Inter-subject functional connectivity (ISFC) was obtained from the functional connectivity (FC) matrices of all the subjects, and can be thought of as an estimate of the correlation in FC between one subject and all other subjects. Specifically, we computed the ISFC of each subject as the correlation between the single subject FC matrix and the average of all other subjects FC matrices as
\begin{equation}
ISFC_{i}=\frac{1}{N}A_{i}[\frac{1}{n-1}\sum_{j\neq i}A_{j}]\par
\\
\end{equation} ,
where A is the functional connectivity matrix of a subject, and where n and N are the total number of subjects and total number of regions, respectively.
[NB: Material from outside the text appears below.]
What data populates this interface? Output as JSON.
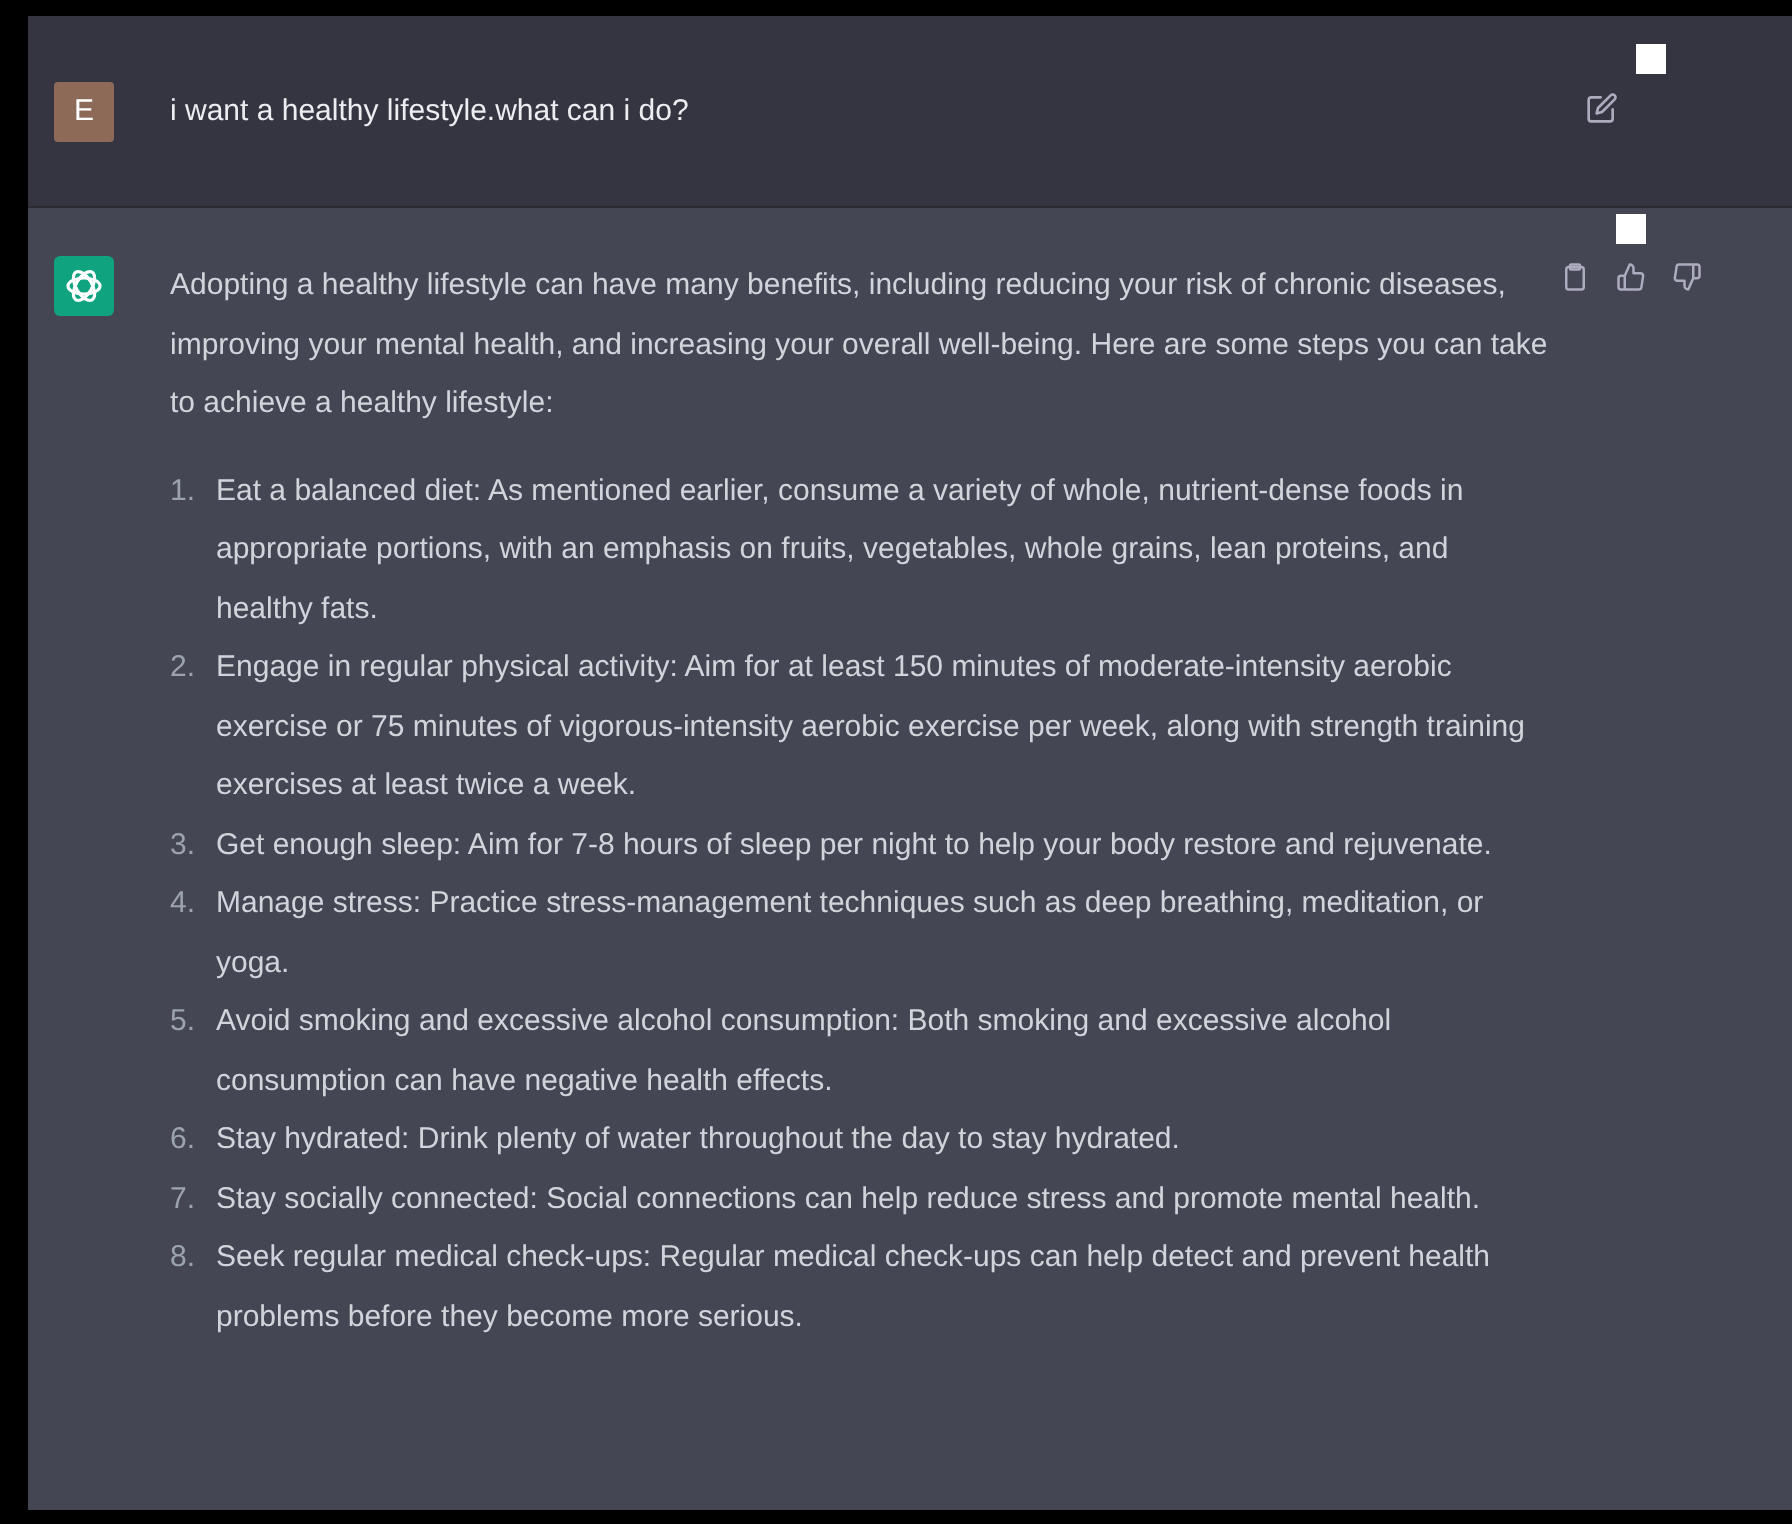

To objectively identify a common set of functional brain systems across all subjects, we partitioned the adjacency matrix into network modules by optimizing a multilayer modularity quality index using a Louvain-like \cite{blondel2008fast} locally greedy algorithm \cite{fortunato2010community, mucha2010community}. We constructed a multi-layer network from our experimental data, by concatenating adjacency matrices from all sessions and subjects for each day. Using this approach, we obtained a partition of brain regions into modules for each scan and for each subject (See Supplementary Information for details). To obtain a single representative partition of brain regions into distinct communities, we computed a module allegiance matrix \cite{bassett2011dynamic,Bassett2013,Bassett2015}, whose ijth entry represents the probability that region i and region j belong to the same community across scans and participants. We then applied single-layer modularity maximization to this module allegiance matrix to obtain a single partition of brain regions into consensus modules \cite{Bassett2013}.